Trump n'a pourtant ni de programme clair, ni de colonne vertébrale idéologique, ni d'expérience politique. Habile orateur, il fait un show, consistant à accumuler les déclarations politiquement incorrectes, qui, pour un autre candidat, eûtes été mortelles. Contre les stars féminines du monde médiatique, contre son propre camp, contre le "héros de guerre" John McCain (symbole intouchable dans un pays où l'on vénère les vétérans, sauf lorsqu'ils ne peuvent plus payer leurs charges), contre les immigrés mexicains (là, d'autres l'ont précédé sur ce terrain depuis longtemps). Son anormalité attire le chaland, et pulvérise les records d'audimat. Parmi les centaines de commentaires louangeurs qui pullulent sous les vidéos de ses prestations, celui-ci résume bien le sentiment de ses sympathisants: "Trump is not a politician....which is exactly why I'd vote for him."
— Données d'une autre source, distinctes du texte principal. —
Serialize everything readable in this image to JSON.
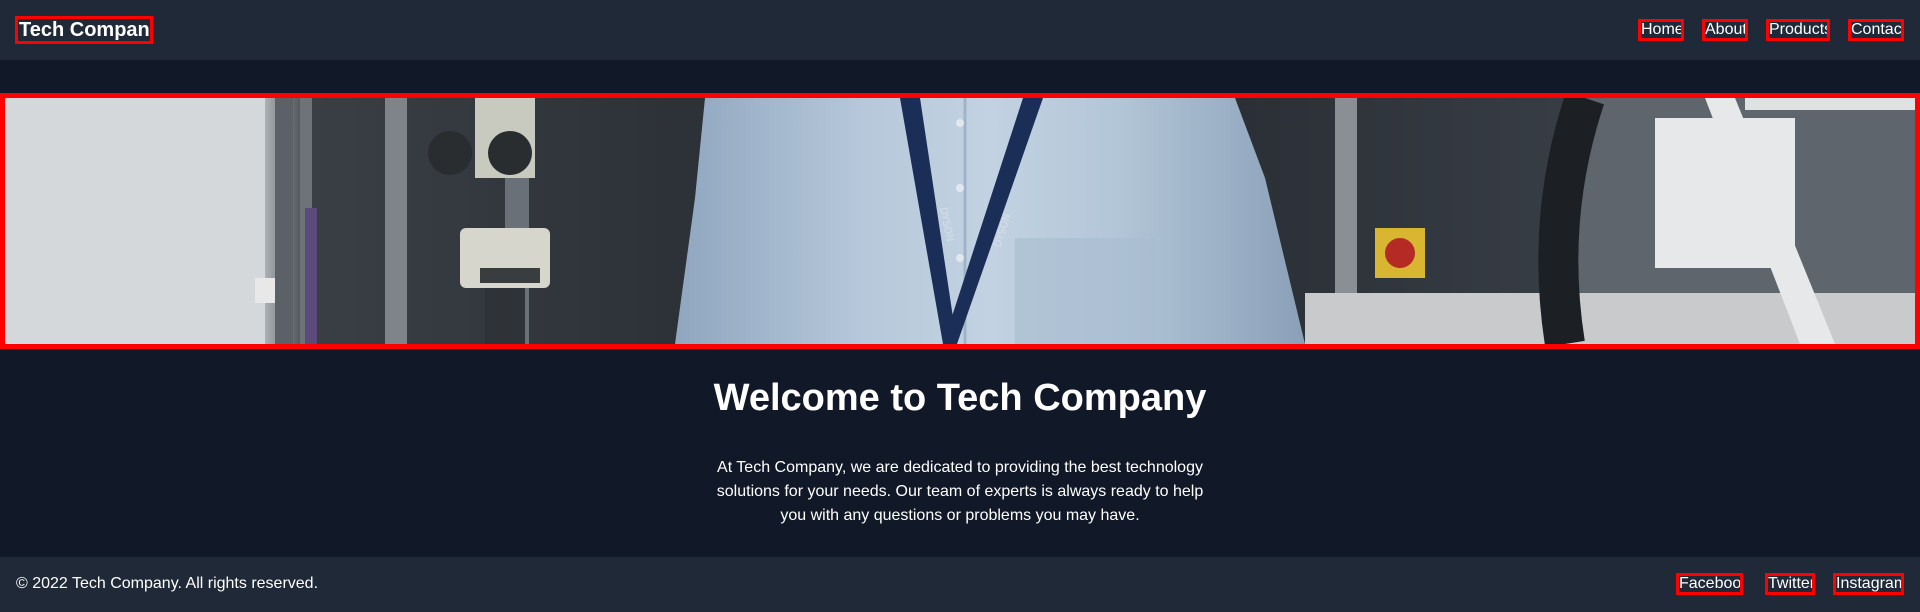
{
  "header": {
    "brand": "Tech Company",
    "nav": [
      {
        "label": "Home"
      },
      {
        "label": "About"
      },
      {
        "label": "Products"
      },
      {
        "label": "Contact"
      }
    ]
  },
  "hero": {
    "lanyard_text": "DYSON"
  },
  "main": {
    "headline": "Welcome to Tech Company",
    "intro": "At Tech Company, we are dedicated to providing the best technology solutions for your needs. Our team of experts is always ready to help you with any questions or problems you may have."
  },
  "footer": {
    "copyright": "© 2022 Tech Company. All rights reserved.",
    "social": [
      {
        "label": "Facebook"
      },
      {
        "label": "Twitter"
      },
      {
        "label": "Instagram"
      }
    ]
  }
}
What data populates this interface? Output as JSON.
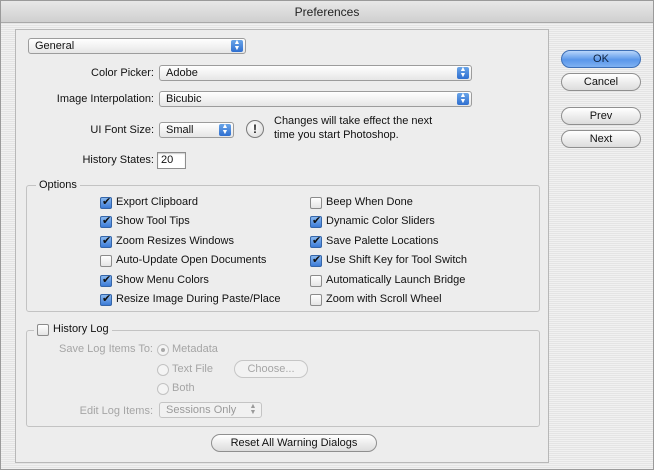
{
  "window": {
    "title": "Preferences"
  },
  "section_popup": {
    "value": "General"
  },
  "color_picker": {
    "label": "Color Picker:",
    "value": "Adobe"
  },
  "image_interpolation": {
    "label": "Image Interpolation:",
    "value": "Bicubic"
  },
  "ui_font_size": {
    "label": "UI Font Size:",
    "value": "Small",
    "note_line1": "Changes will take effect the next",
    "note_line2": "time you start Photoshop."
  },
  "history_states": {
    "label": "History States:",
    "value": "20"
  },
  "options": {
    "title": "Options",
    "left": [
      {
        "label": "Export Clipboard",
        "checked": true
      },
      {
        "label": "Show Tool Tips",
        "checked": true
      },
      {
        "label": "Zoom Resizes Windows",
        "checked": true
      },
      {
        "label": "Auto-Update Open Documents",
        "checked": false
      },
      {
        "label": "Show Menu Colors",
        "checked": true
      },
      {
        "label": "Resize Image During Paste/Place",
        "checked": true
      }
    ],
    "right": [
      {
        "label": "Beep When Done",
        "checked": false
      },
      {
        "label": "Dynamic Color Sliders",
        "checked": true
      },
      {
        "label": "Save Palette Locations",
        "checked": true
      },
      {
        "label": "Use Shift Key for Tool Switch",
        "checked": true
      },
      {
        "label": "Automatically Launch Bridge",
        "checked": false
      },
      {
        "label": "Zoom with Scroll Wheel",
        "checked": false
      }
    ]
  },
  "history_log": {
    "title": "History Log",
    "checked": false,
    "save_to_label": "Save Log Items To:",
    "radio_metadata": "Metadata",
    "radio_text_file": "Text File",
    "choose_button": "Choose...",
    "radio_both": "Both",
    "edit_label": "Edit Log Items:",
    "edit_value": "Sessions Only"
  },
  "reset_button": "Reset All Warning Dialogs",
  "buttons": {
    "ok": "OK",
    "cancel": "Cancel",
    "prev": "Prev",
    "next": "Next"
  }
}
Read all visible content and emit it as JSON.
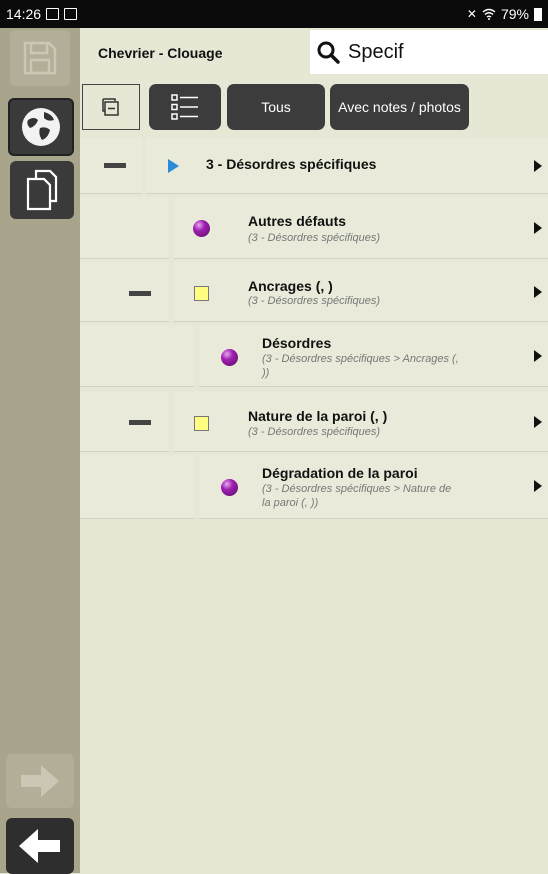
{
  "status_bar": {
    "time": "14:26",
    "battery": "79%",
    "icons": [
      "gallery-icon",
      "screenshot-icon",
      "mute-icon",
      "wifi-icon",
      "battery-icon"
    ]
  },
  "sidebar": {
    "buttons": [
      "save-icon",
      "globe-icon",
      "copy-icon",
      "arrow-right-icon",
      "arrow-left-icon"
    ]
  },
  "header": {
    "title": "Chevrier - Clouage",
    "search_value": "Specif"
  },
  "toolbar": {
    "tab_collapse_icon": "collapse-icon",
    "tab_list_icon": "list-icon",
    "tab_all": "Tous",
    "tab_notes": "Avec notes / photos"
  },
  "tree": {
    "root": {
      "title": "3 - Désordres spécifiques"
    },
    "items": [
      {
        "title": "Autres défauts",
        "path": "(3 - Désordres spécifiques)"
      },
      {
        "title": "Ancrages (, )",
        "path": "(3 - Désordres spécifiques)"
      },
      {
        "title": "Désordres",
        "path_line1": "(3 - Désordres spécifiques > Ancrages (,",
        "path_line2": "))"
      },
      {
        "title": "Nature de la paroi (, )",
        "path": "(3 - Désordres spécifiques)"
      },
      {
        "title": "Dégradation de la paroi",
        "path_line1": "(3 - Désordres spécifiques > Nature de",
        "path_line2": "la paroi (, ))"
      }
    ]
  },
  "colors": {
    "background": "#e6e7d4",
    "sidebar": "#a9a48c",
    "button_dark": "#3c3c3c",
    "accent_blue": "#2a8bd8",
    "item_purple": "#a020b0",
    "item_yellow": "#fffe80"
  }
}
Les électeurs américains, désabusés des jeux de partis et de l'establishment, veulent du clivant, qu'ils perçoivent comme de l'authentique. La même demande touche le Parti démocrate, où le challenger de Hillary Clinton, le sénateur du Vermont Bernie Sanders, "socialiste" (en langage américain, presque un communiste) revendiqué, marque des points. La Reine Clinton, empêtrée dans son image d'aristocrate de la politique, et dans l’affaire des e-mail officiels du département d’État, qu’elle a utilisés pour son usage personnel, a énormément baissé dans les sondages. 

Même phénomène dans l'ancienne puissance coloniale britannique, devenue satellite américain: Jeremy Corbyn, gauchiste radicalement opposé à l'élite libérale bipartisane, tient la corde pour devenir le nouveau chef de file du Parti travailliste. Décidément à l'heure des Corbyn, Tsipras et autres Iglesias, Jean-Luc Mélenchon n'a pas de chance. 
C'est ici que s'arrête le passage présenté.